The nth term of an AP is given by:-
\[{T_n} = a + \left( {n - 1} \right)d\]
Also, the sum of n terms of an AP is given by:-
\[{S_n} = \dfrac{n}{2}\left[ {2a + \left( {n - 1} \right)d} \right]\]

Complete step-by-step answer:
Let the total no. of terms be 2n, & first term, a and common difference be d.
The last term of an AP having 2n terms is given by:-
\[{T_{2n}} = a + \left( {2n - 1} \right)d\]
Now it is given that, the last term exceeds the first by \[10\dfrac{1}{2}\]
Hence,
\[{T_{2n}} - a = 10\dfrac{1}{2}\]
Putting in the value we get:-
\[a + \left( {2n - 1} \right)d - a = 10\dfrac{1}{2}\]
Simplifying it we get:-
\[\left( {2n - 1} \right)d = \dfrac{{21}}{2}\]……………………… (1)
Now it is given that, the sum of the odd terms is 24, of the even terms 30
If we take odd terms only it will also be a A.P. of n terms and if we take even terms only it will also be a A.P of n terms with common diff. of 2d.
Therefore, sum of odd terms is given by:-
\[{S_{odd}} = \dfrac{n}{2}\left[ {2a + \left( {n - 1} \right)2d} \right]\]
Putting in the value we get:-
\[24 = \dfrac{n}{2}\left[ {2a + \left( {n - 1} \right)2d} \right]\]
Simplifying it further we get:-
\[24 = n\left[ {a + \left( {n - 1} \right)d} \right]\]…………………………. (2)
Similarly, the sum of even terms is given by:-
\[{S_{even}} = \dfrac{n}{2}\{ 2(a + d) + (n - 1)2d\} \]
Putting in the value we get:-
\[30 = \dfrac{n}{2}\{ 2(a + d) + (n - 1)2d\} \]
Simplifying it further we get:-
\[30 = n\left[ {a + nd} \right]\]………………………………….. (3)
Putting the value from equation 3 in equation 2 we get:
\[24 = 30 - {n^2}d + {n^2}d - nd\]
Solving it further we get:-
\[nd = 30 - 24\]
\[ \Rightarrow nd = 6\]………………………… (4)
Putting this value in equation 1 we get:-
\[2\left( 6 \right) - d = \dfrac{{21}}{2}\]
Solving for d we get:-
\[d = 12 - \dfrac{{21}}{2}\]
Simplifying it we get:-
\[d = \dfrac{3}{2}\]
Now putting this value in equation 4 we get:-
\[n\left( {\dfrac{3}{2}} \right) = 6\]
Solving for n we get:-
\[n = \dfrac{{6 \times 2}}{3}\]
\[ \Rightarrow n = 4\]
Now since total number of terms are 2n therefore,
Total number of terms \[ = 2\left( 4 \right)\] \[ = 8\]

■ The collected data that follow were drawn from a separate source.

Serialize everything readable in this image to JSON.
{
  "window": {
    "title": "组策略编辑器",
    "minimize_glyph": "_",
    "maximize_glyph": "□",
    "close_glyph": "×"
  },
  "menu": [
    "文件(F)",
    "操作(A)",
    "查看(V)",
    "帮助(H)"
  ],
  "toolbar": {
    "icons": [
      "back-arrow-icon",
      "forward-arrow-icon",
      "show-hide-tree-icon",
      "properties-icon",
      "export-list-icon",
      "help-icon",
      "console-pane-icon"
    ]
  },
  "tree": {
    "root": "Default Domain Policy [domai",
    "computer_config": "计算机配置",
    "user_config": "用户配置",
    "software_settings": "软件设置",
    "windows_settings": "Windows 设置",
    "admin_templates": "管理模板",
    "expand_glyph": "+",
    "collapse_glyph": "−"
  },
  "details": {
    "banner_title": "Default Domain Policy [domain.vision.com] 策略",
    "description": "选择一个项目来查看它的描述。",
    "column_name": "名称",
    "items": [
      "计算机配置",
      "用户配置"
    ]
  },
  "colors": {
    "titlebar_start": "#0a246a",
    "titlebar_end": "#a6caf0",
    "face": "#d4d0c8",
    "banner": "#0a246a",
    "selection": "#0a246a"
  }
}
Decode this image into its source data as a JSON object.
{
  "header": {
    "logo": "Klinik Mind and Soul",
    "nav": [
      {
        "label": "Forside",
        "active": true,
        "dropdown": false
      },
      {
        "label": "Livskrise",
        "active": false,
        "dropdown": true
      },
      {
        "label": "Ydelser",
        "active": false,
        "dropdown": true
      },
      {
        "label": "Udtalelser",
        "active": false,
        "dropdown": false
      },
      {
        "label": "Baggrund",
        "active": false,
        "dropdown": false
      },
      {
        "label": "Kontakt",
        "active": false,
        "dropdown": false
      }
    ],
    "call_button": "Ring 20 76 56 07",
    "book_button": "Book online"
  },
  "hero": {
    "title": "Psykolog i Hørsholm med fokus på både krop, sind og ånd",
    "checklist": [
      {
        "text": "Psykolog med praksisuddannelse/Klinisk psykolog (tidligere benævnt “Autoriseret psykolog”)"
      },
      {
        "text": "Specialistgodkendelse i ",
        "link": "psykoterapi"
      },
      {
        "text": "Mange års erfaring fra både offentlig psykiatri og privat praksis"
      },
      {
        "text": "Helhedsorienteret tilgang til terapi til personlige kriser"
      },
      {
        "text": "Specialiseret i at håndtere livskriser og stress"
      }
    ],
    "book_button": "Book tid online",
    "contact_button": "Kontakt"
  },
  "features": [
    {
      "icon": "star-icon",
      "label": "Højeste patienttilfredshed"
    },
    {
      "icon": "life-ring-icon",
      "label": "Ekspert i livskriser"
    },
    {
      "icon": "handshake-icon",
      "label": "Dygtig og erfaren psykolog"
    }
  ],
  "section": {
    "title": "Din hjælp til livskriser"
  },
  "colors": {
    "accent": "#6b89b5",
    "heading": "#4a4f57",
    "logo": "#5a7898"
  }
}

Therefore, there are 8 terms in the AP.

Note: Students might forget to multiply the value of n with 2 at the last which may lead to wrong answers.
Also, in such questions we have to form various equations according to the given information in the question and then solve for the unknown variables.
The alternate formula of sum of n terms in AP is given by:-
\[{S_n} = \dfrac{n}{2}\left[ {a + l} \right]\] where a is the first term, l is the last term and n is the total number of terms.